Take, for example, my old blog. It has commenting enabled and a standard Apache config (where logs include IP addresses). If I want to comply with GDPR, I have to do a bunch of work around log rotation/encryption, provide tools for old commenters to go back and remove their information, and this is even the simple case that I'm not using any 3rd-party analytics.

No part of my "business model" is attempting to profit from personal data yet I have to jump through a bunch of new hoops.

My likely solution for projects is to simply block EU traffic going forward.

4 comments

IP addresses aren't PII. If you're capturing IP + real name, or similar (email + real name) then AIUI you'll need to tell people on request who you sell that info to and allow removal.

Assuming it's a personal blog then just don't capture any PII. Don't sell it, be prepared to delete a user's comments on request. Don't capture PII without informed consent.

Easy, no?

> IP addresses aren't PII.

I personally think so, but everything I've read about GDPR says they usually now are considered in scope.

Deleting comments is non-trivial. How do I verify that the person requesting deletion is the original commenter? How do I then wipe out every mention of their IP address from all my logs?

These are easily solvable questions for large companies, but overheard for small startups and personal projects.

> be prepared to delete a user's comments on request.

Or, just block users from EU from commenting. I can see the win for the Internet here.

IP by itself is not considered private. It's only when you attach it to other identifying data. Anonymous comments are not covered with GDPR.
> Anonymous comments

Wordpress asks for your name and e-mail to post a comment, doesn't it?

I guess the tuple (ip,name,email,comment_text) is PII?

Name is, email is, IP combined with either (or both) is.
However, is it not thought that because the ISP keeps a log of dynamic IP addresses, these could (in theory) be matched to the IP address of anonymous comments, thus de-anonymise them?
No, because you need to take into account the effort needed to de-anonymise the IP address.

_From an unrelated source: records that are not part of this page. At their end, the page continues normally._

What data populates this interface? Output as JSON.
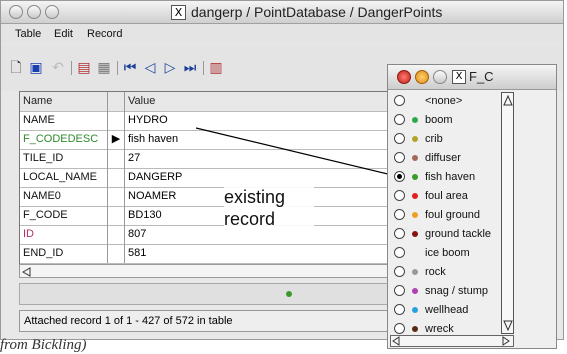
{
  "window": {
    "title_icon": "X",
    "title": "dangerp / PointDatabase / DangerPoints"
  },
  "menu": {
    "items": [
      "Table",
      "Edit",
      "Record"
    ]
  },
  "table": {
    "headers": {
      "name": "Name",
      "value": "Value"
    },
    "rows": [
      {
        "name": "NAME",
        "marker": "",
        "value": "HYDRO",
        "name_color": "#111111"
      },
      {
        "name": "F_CODEDESC",
        "marker": "▶",
        "value": "fish haven",
        "name_color": "#2e8b2e"
      },
      {
        "name": "TILE_ID",
        "marker": "",
        "value": "27",
        "name_color": "#111111"
      },
      {
        "name": "LOCAL_NAME",
        "marker": "",
        "value": "DANGERP",
        "name_color": "#111111"
      },
      {
        "name": "NAME0",
        "marker": "",
        "value": "NOAMER",
        "name_color": "#111111"
      },
      {
        "name": "F_CODE",
        "marker": "",
        "value": "BD130",
        "name_color": "#111111"
      },
      {
        "name": "ID",
        "marker": "",
        "value": "807",
        "name_color": "#b0306a"
      },
      {
        "name": "END_ID",
        "marker": "",
        "value": "581",
        "name_color": "#111111"
      }
    ]
  },
  "status": {
    "dot_color": "#3a9a2a"
  },
  "footer": {
    "text": "Attached record 1 of 1 - 427 of 572 in table"
  },
  "annotation": {
    "line1": "existing",
    "line2": "record"
  },
  "palette": {
    "title_icon": "X",
    "title": "F_C",
    "items": [
      {
        "label": "<none>",
        "color": "",
        "selected": false
      },
      {
        "label": "boom",
        "color": "#2fa84a",
        "selected": false
      },
      {
        "label": "crib",
        "color": "#b5a22a",
        "selected": false
      },
      {
        "label": "diffuser",
        "color": "#a26a5a",
        "selected": false
      },
      {
        "label": "fish haven",
        "color": "#3a9a2a",
        "selected": true
      },
      {
        "label": "foul area",
        "color": "#e02020",
        "selected": false
      },
      {
        "label": "foul ground",
        "color": "#f0a020",
        "selected": false
      },
      {
        "label": "ground tackle",
        "color": "#8a1010",
        "selected": false
      },
      {
        "label": "ice boom",
        "color": "",
        "selected": false
      },
      {
        "label": "rock",
        "color": "#999999",
        "selected": false
      },
      {
        "label": "snag / stump",
        "color": "#b040b0",
        "selected": false
      },
      {
        "label": "wellhead",
        "color": "#2aa0e0",
        "selected": false
      },
      {
        "label": "wreck",
        "color": "#5a2a10",
        "selected": false
      }
    ]
  },
  "caption_fragment": "from Bickling)"
}
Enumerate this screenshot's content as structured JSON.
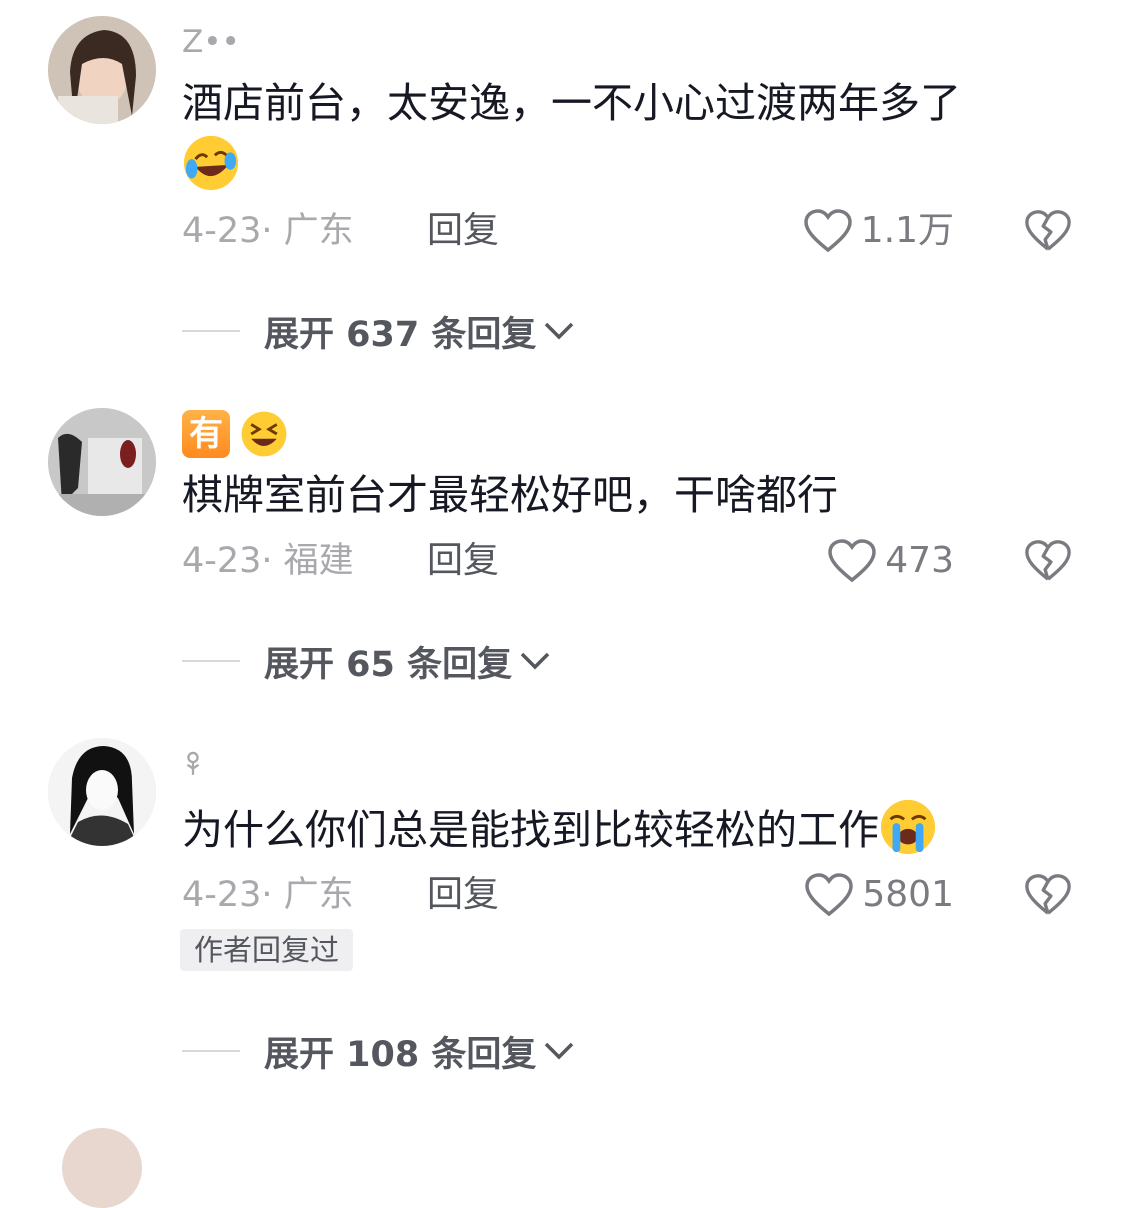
{
  "comments": [
    {
      "username": "Z••",
      "content": "酒店前台，太安逸，一不小心过渡两年多了",
      "emoji": "rolling-laughing-emoji",
      "date_location": "4-23· 广东",
      "reply_label": "回复",
      "likes": "1.1万",
      "expand_label": "展开 637 条回复"
    },
    {
      "username_badge": "有",
      "username_emoji": "grinning-squint-emoji",
      "content": "棋牌室前台才最轻松好吧，干啥都行",
      "date_location": "4-23· 福建",
      "reply_label": "回复",
      "likes": "473",
      "expand_label": "展开 65 条回复"
    },
    {
      "username_icon": "flower-icon",
      "content": "为什么你们总是能找到比较轻松的工作",
      "emoji": "crying-emoji",
      "date_location": "4-23· 广东",
      "reply_label": "回复",
      "likes": "5801",
      "author_replied": "作者回复过",
      "expand_label": "展开 108 条回复"
    }
  ],
  "colors": {
    "text": "#161823",
    "muted": "#a8a8ad",
    "secondary": "#55575e",
    "badge_bg": "#efeff1"
  }
}
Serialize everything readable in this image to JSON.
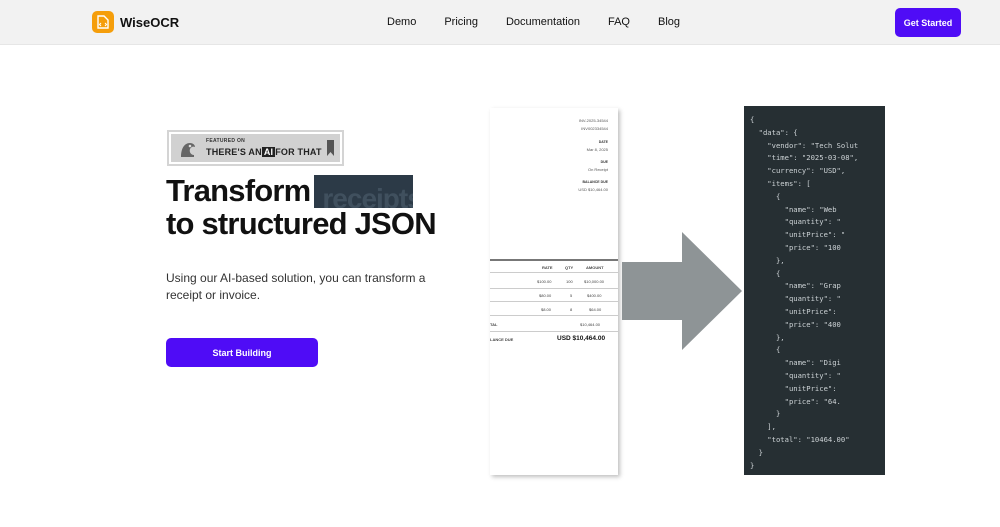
{
  "brand": {
    "name": "WiseOCR",
    "accent": "#4f0cf6",
    "logo_color": "#f59e0b"
  },
  "nav": {
    "links": [
      "Demo",
      "Pricing",
      "Documentation",
      "FAQ",
      "Blog"
    ],
    "cta": "Get Started"
  },
  "badge": {
    "small": "FEATURED ON",
    "big_prefix": "THERE'S AN",
    "big_ai": "AI",
    "big_suffix": "FOR THAT"
  },
  "hero": {
    "title_line1": "Transform",
    "title_highlight": "receipts",
    "title_line2": "to structured JSON",
    "subtitle": "Using our AI-based solution, you can transform a receipt or invoice.",
    "cta": "Start Building"
  },
  "receipt": {
    "meta": [
      "INV-2025-34544",
      "INV002334544"
    ],
    "date_label": "DATE",
    "date_value": "Mar 8, 2025",
    "due_label": "DUE",
    "due_value": "On Receipt",
    "balance_label": "BALANCE DUE",
    "balance_value": "USD $10,464.00",
    "columns": [
      "RATE",
      "QTY",
      "AMOUNT"
    ],
    "rows": [
      [
        "$100.00",
        "100",
        "$10,000.00"
      ],
      [
        "$80.00",
        "5",
        "$400.00"
      ],
      [
        "$8.00",
        "8",
        "$64.00"
      ]
    ],
    "total_label": "TAL",
    "total_value": "$10,464.00",
    "balance_row_label": "LANCE DUE",
    "balance_row_value": "USD $10,464.00"
  },
  "json_preview": [
    "{",
    "  \"data\": {",
    "    \"vendor\": \"Tech Solut",
    "    \"time\": \"2025-03-08\",",
    "    \"currency\": \"USD\",",
    "    \"items\": [",
    "      {",
    "        \"name\": \"Web",
    "        \"quantity\": \"",
    "        \"unitPrice\": \"",
    "        \"price\": \"100",
    "      },",
    "      {",
    "        \"name\": \"Grap",
    "        \"quantity\": \"",
    "        \"unitPrice\":",
    "        \"price\": \"400",
    "      },",
    "      {",
    "        \"name\": \"Digi",
    "        \"quantity\": \"",
    "        \"unitPrice\":",
    "        \"price\": \"64.",
    "      }",
    "    ],",
    "    \"total\": \"10464.00\"",
    "  }",
    "}"
  ]
}
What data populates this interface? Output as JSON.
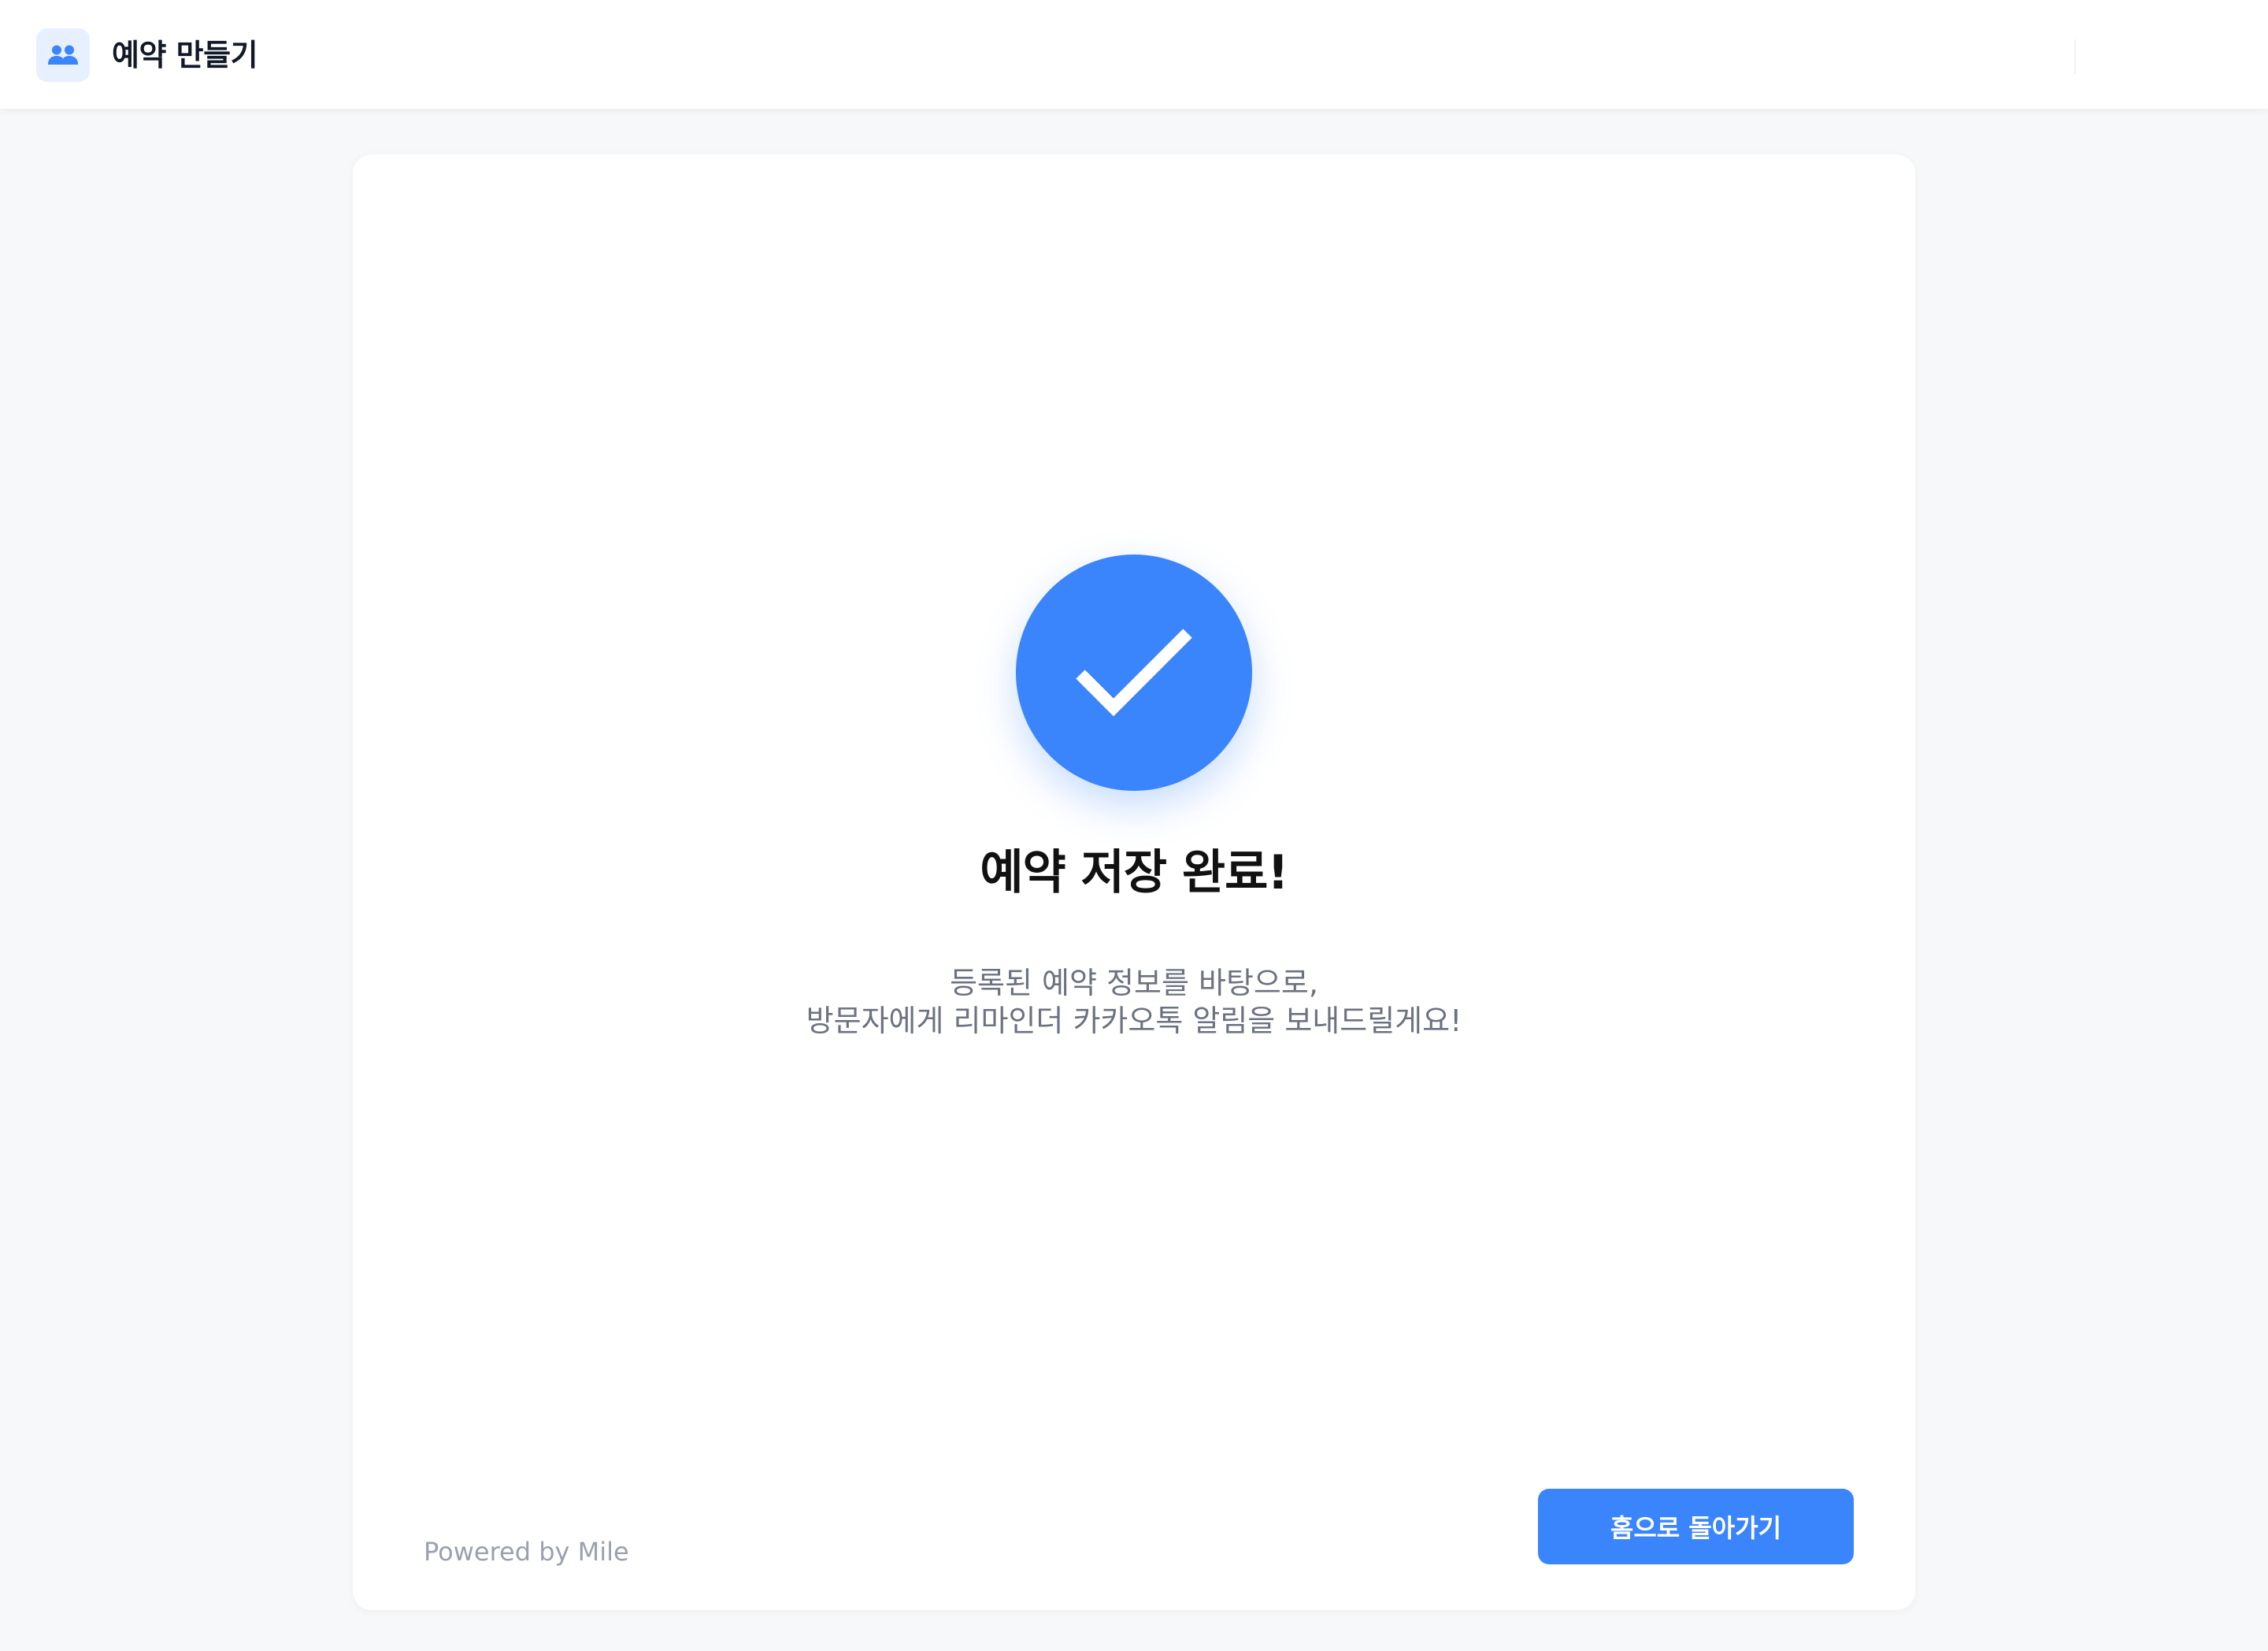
{
  "header": {
    "app_icon": "users-icon",
    "title": "예약 만들기"
  },
  "success": {
    "icon": "check-icon",
    "title": "예약 저장 완료!",
    "description_line1": "등록된 예약 정보를 바탕으로,",
    "description_line2": "방문자에게 리마인더 카카오톡 알림을 보내드릴게요!"
  },
  "footer": {
    "powered_by": "Powered by Mile",
    "home_button_label": "홈으로 돌아가기"
  },
  "colors": {
    "accent": "#3a84fc",
    "background": "#f7f8fa",
    "icon_bg": "#e6f0ff"
  }
}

> > (26) The principles of data protection should apply to any information concerning an identified or identifiable natural person. Personal data which have undergone pseudonymisation, which could be attributed to a natural person by the use of additional information should be considered to be information on an identifiable natural person. To determine whether a natural person is identifiable, account should be taken of all the means reasonably likely to be used, such as singling out, either by the controller or by another person to identify the natural person directly or indirectly. To ascertain whether means are reasonably likely to be used to identify the natural person, account should be taken of all objective factors, such as the costs of and the amount of time required for identification, taking into consideration the available technology at the time of the processing and technological developments. The principles of data protection should therefore not apply to anonymous information, namely information which does not relate to an identified or identifiable natural person or to personal data rendered anonymous in such a manner that the data subject is not or no longer identifiable. This Regulation does not therefore concern the processing of such anonymous information, including for statistical or research purposes.

This article makes a compelling argument that it could be: http://privacylawblog.fieldfisher.com/2016/can-a-dynamic-ip-...

IANAL, but I'd be wary of saying that you'll be fine storing dynamic IP addresses. You'll probably need to have a rationale as to why you don't consider it.

> Anonymous comments are not covered with GDPR.

There is no guarantee that comments stay anonymous. Commenters can, and do, enter their real name as their display name.

For Apache can't you just change LogFormat to exclude IPs and delete the old logs?
Yet, you're still collecting it, and it doesn't seem like you're taking steps to protect it.
Because I fundamentally don't think a random foreign entity should dictate how I manage logs on my personal blog. It's challenging enough to debug issues without having IP issues.

I don't even consider a random IP to be PII.